Вопрос

In a Windows nodejs addon, I've created a window for the purpose of receiving messages.

Handle<Value> MakeMessageWindow(const Arguments &args) { // exposed to JS
    ...
    CreateWindow(L"ClassName", NULL, 0, 0, 0, 0, 0, HWND_MESSAGE, 0, 0, 0);
    ...
}

I have a wndproc function.

Local<Function> wndProc;
LRESULT APIENTRY WndProc(HWND hWnd, UINT uMsg, WPARAM wParam, LPARAM lParam) {
    // pack up the arguments into Local<Value> argv
    wndProc->Call(Context::GetCurrent()->Global(), 3, argv);
}

Now I need to pump messages. Normally, you'd do something like

MSG msg;
while (GetMessage(&msg, NULL, 0, 0)) 
{
     TranslateMessage(&msg);
     DispatchMessage(&msg);
}

...but that won't work since it would just block the v8 event loop.

How do I pump Windows messages in a manner that won't block v8 and allows me to invoke a JS function when my window receives messages?

I presume libuv will play a role, but I'm unsure exactly how to safely invoke a JS function from C running on a separate thread, especially since uv_async_send is not guaranteed to invoke a callback every time you call it, and I need to ensure that my JS callback is called every time a window message is received.

Это было полезно?

Решение

My mistake was trying to create the window on the V8 thread. Instead, uv_thread_create should be used to call a function that creates the window on a new thread and then proceeds to do its own message pump loop.

The wndproc function then needs to save received messages into a queue in a thread-safe manner and then use uv_async_send to notify the V8 thread that messages have arrived.

A function on the V8 thread (which was passed to uv_async_init) is then invoked after messages are enqueued. The function (thread-safely) pops each pending message off the queue and invokes the JS callback.

Другие советы

I needed to do this for Canon's EDSDK, which requires a message pump.
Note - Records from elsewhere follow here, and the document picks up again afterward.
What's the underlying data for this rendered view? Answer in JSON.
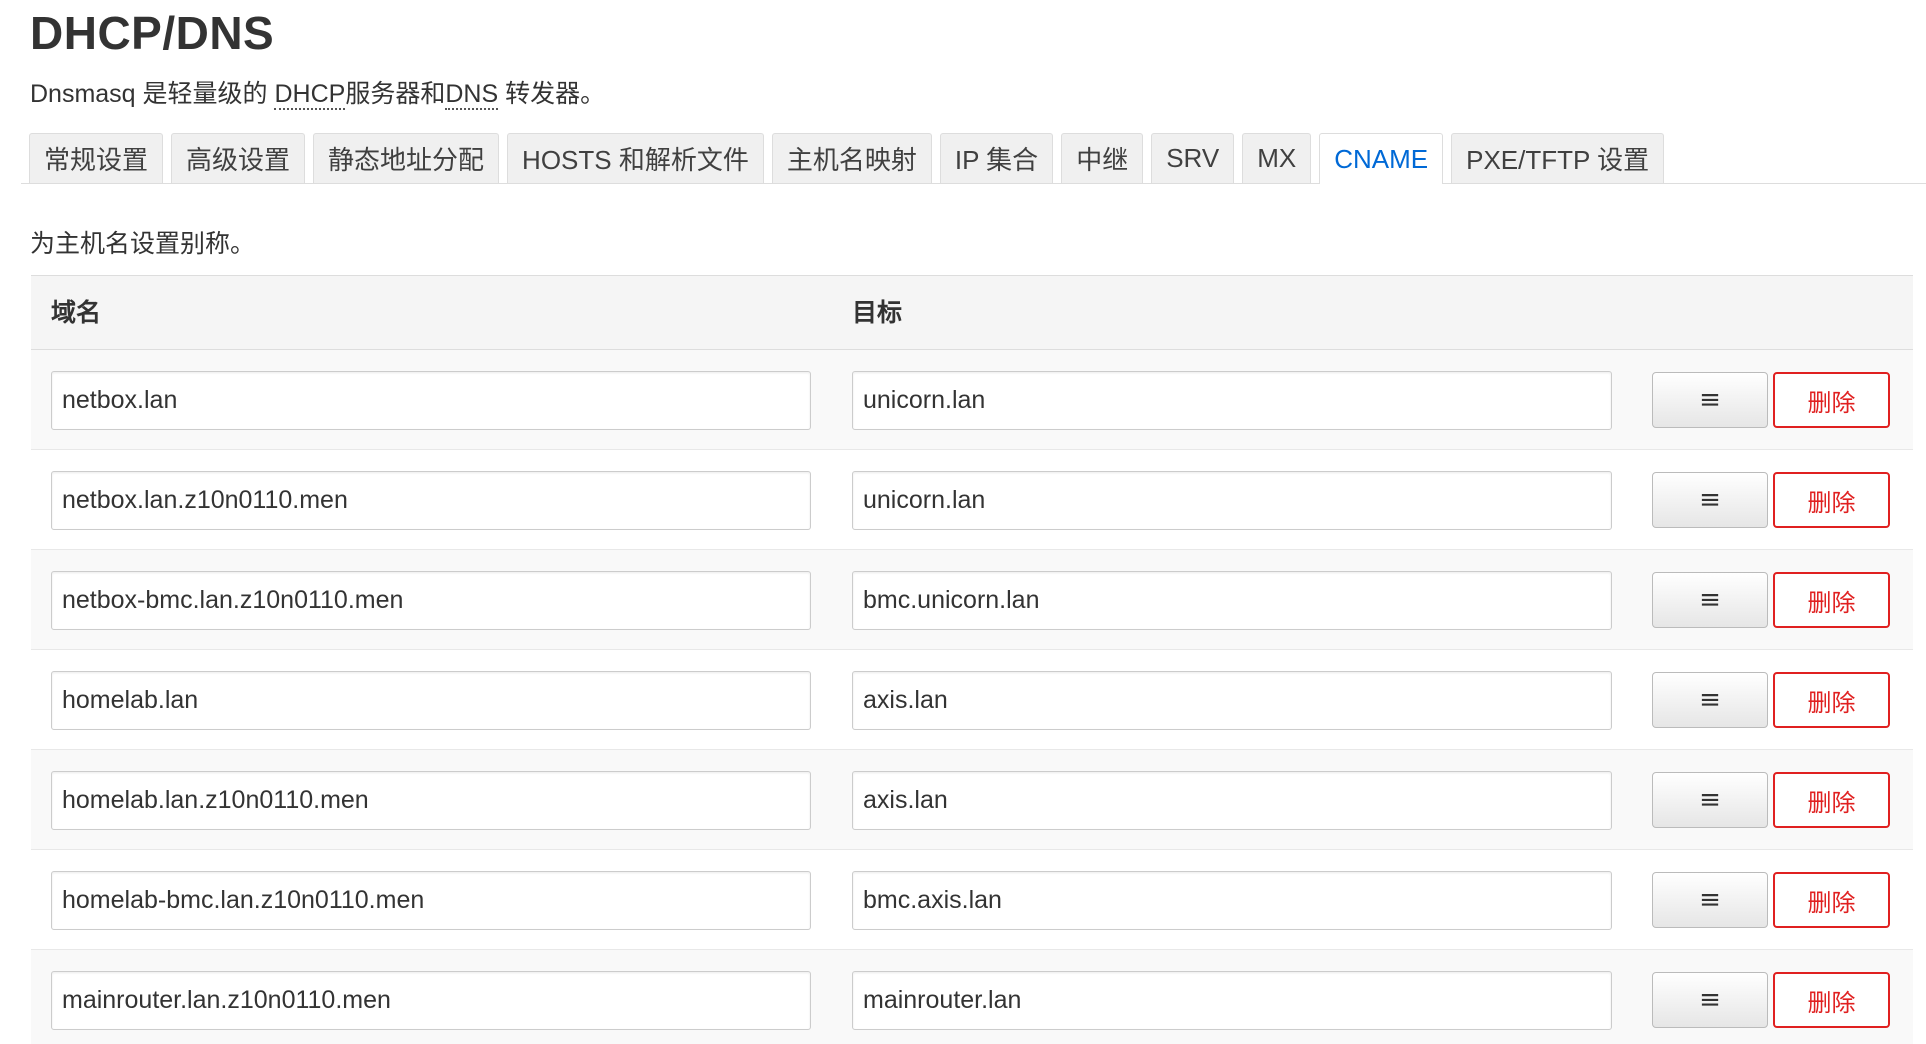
{
  "page": {
    "title": "DHCP/DNS",
    "desc_prefix": "Dnsmasq 是轻量级的 ",
    "desc_dhcp": "DHCP",
    "desc_middle": "服务器和",
    "desc_dns": "DNS",
    "desc_suffix": " 转发器。"
  },
  "tabs": [
    {
      "label": "常规设置",
      "active": false
    },
    {
      "label": "高级设置",
      "active": false
    },
    {
      "label": "静态地址分配",
      "active": false
    },
    {
      "label": "HOSTS 和解析文件",
      "active": false
    },
    {
      "label": "主机名映射",
      "active": false
    },
    {
      "label": "IP 集合",
      "active": false
    },
    {
      "label": "中继",
      "active": false
    },
    {
      "label": "SRV",
      "active": false
    },
    {
      "label": "MX",
      "active": false
    },
    {
      "label": "CNAME",
      "active": true
    },
    {
      "label": "PXE/TFTP 设置",
      "active": false
    }
  ],
  "section": {
    "description": "为主机名设置别称。"
  },
  "table": {
    "headers": {
      "domain": "域名",
      "target": "目标"
    },
    "sort_icon": "≡",
    "delete_label": "删除",
    "rows": [
      {
        "domain": "netbox.lan",
        "target": "unicorn.lan"
      },
      {
        "domain": "netbox.lan.z10n0110.men",
        "target": "unicorn.lan"
      },
      {
        "domain": "netbox-bmc.lan.z10n0110.men",
        "target": "bmc.unicorn.lan"
      },
      {
        "domain": "homelab.lan",
        "target": "axis.lan"
      },
      {
        "domain": "homelab.lan.z10n0110.men",
        "target": "axis.lan"
      },
      {
        "domain": "homelab-bmc.lan.z10n0110.men",
        "target": "bmc.axis.lan"
      },
      {
        "domain": "mainrouter.lan.z10n0110.men",
        "target": "mainrouter.lan"
      }
    ]
  },
  "colors": {
    "active_tab": "#0069d6",
    "delete": "#e02020"
  }
}
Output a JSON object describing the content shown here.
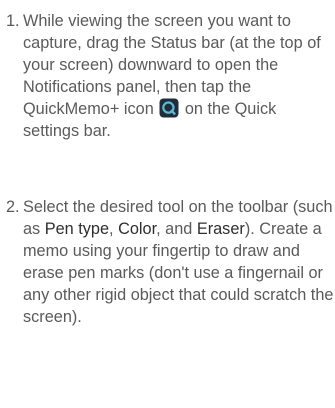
{
  "steps": [
    {
      "number": "1.",
      "text_before_icon": "While viewing the screen you want to capture, drag the Status bar (at the top of your screen) downward to open the Notifications panel, then tap the QuickMemo+ icon",
      "text_after_icon": "on the Quick settings bar.",
      "icon": "quickmemo-plus-icon"
    },
    {
      "number": "2.",
      "text_1": "Select the desired tool on the toolbar (such as",
      "term_1": "Pen type",
      "sep_1": ",",
      "term_2": "Color",
      "sep_2": ", and",
      "term_3": "Eraser",
      "text_2": "). Create a memo using your fingertip to draw and erase pen marks (don't use a fingernail or any other rigid object that could scratch the screen)."
    }
  ],
  "colors": {
    "body_text": "#5a5a5a",
    "bold_text": "#2e2e2e",
    "icon_fill": "#1f2d3a",
    "icon_accent": "#5fb8d2"
  }
}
libuv's uv_idle_t is a good candidate for this:

Despite the name, idle handles will get their callbacks called on every loop iteration, not when the loop is actually “idle”

Example:

#include <uv.h>

uv_idle_t* idle = new uv_idle_t();
uv_idle_init(uv_default_loop(), idle);
uv_idle_start(idle, idle_winmsg);

void idle_winmsg (uv_idle_t* idle) {
    MSG msg;
    if(PeekMessage(&msg, NULL, 0, 0, PM_REMOVE))
    {
        TranslateMessage(&msg);
        DispatchMessage(&msg);
    }
}

I found the actual reason for this.

The Node.js event loop will get stuck on polling for I/O, and given that there is no pending outstanding I/O operation, the event loop will go to sleep.
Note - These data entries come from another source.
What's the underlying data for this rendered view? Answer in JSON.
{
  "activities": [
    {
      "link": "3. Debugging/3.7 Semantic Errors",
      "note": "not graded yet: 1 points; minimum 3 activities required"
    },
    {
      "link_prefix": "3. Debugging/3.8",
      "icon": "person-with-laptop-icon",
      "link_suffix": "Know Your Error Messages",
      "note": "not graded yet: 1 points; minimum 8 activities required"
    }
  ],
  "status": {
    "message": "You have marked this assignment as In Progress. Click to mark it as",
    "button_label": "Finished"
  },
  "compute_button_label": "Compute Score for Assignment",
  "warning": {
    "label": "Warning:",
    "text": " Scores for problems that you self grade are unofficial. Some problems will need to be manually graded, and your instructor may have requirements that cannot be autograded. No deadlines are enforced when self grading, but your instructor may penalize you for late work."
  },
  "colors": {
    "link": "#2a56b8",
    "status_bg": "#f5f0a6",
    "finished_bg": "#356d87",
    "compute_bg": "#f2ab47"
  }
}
idle and prepare are run prior to the I/O polling that the Node.js event loop does but without any work scheduled you may see, at best, 1 or 2 callbacks.

There is no solution to this problem because there is no Win32 message API that can be used to signal an I/O completion port. You have to run the Win32 message loop in a separate thread.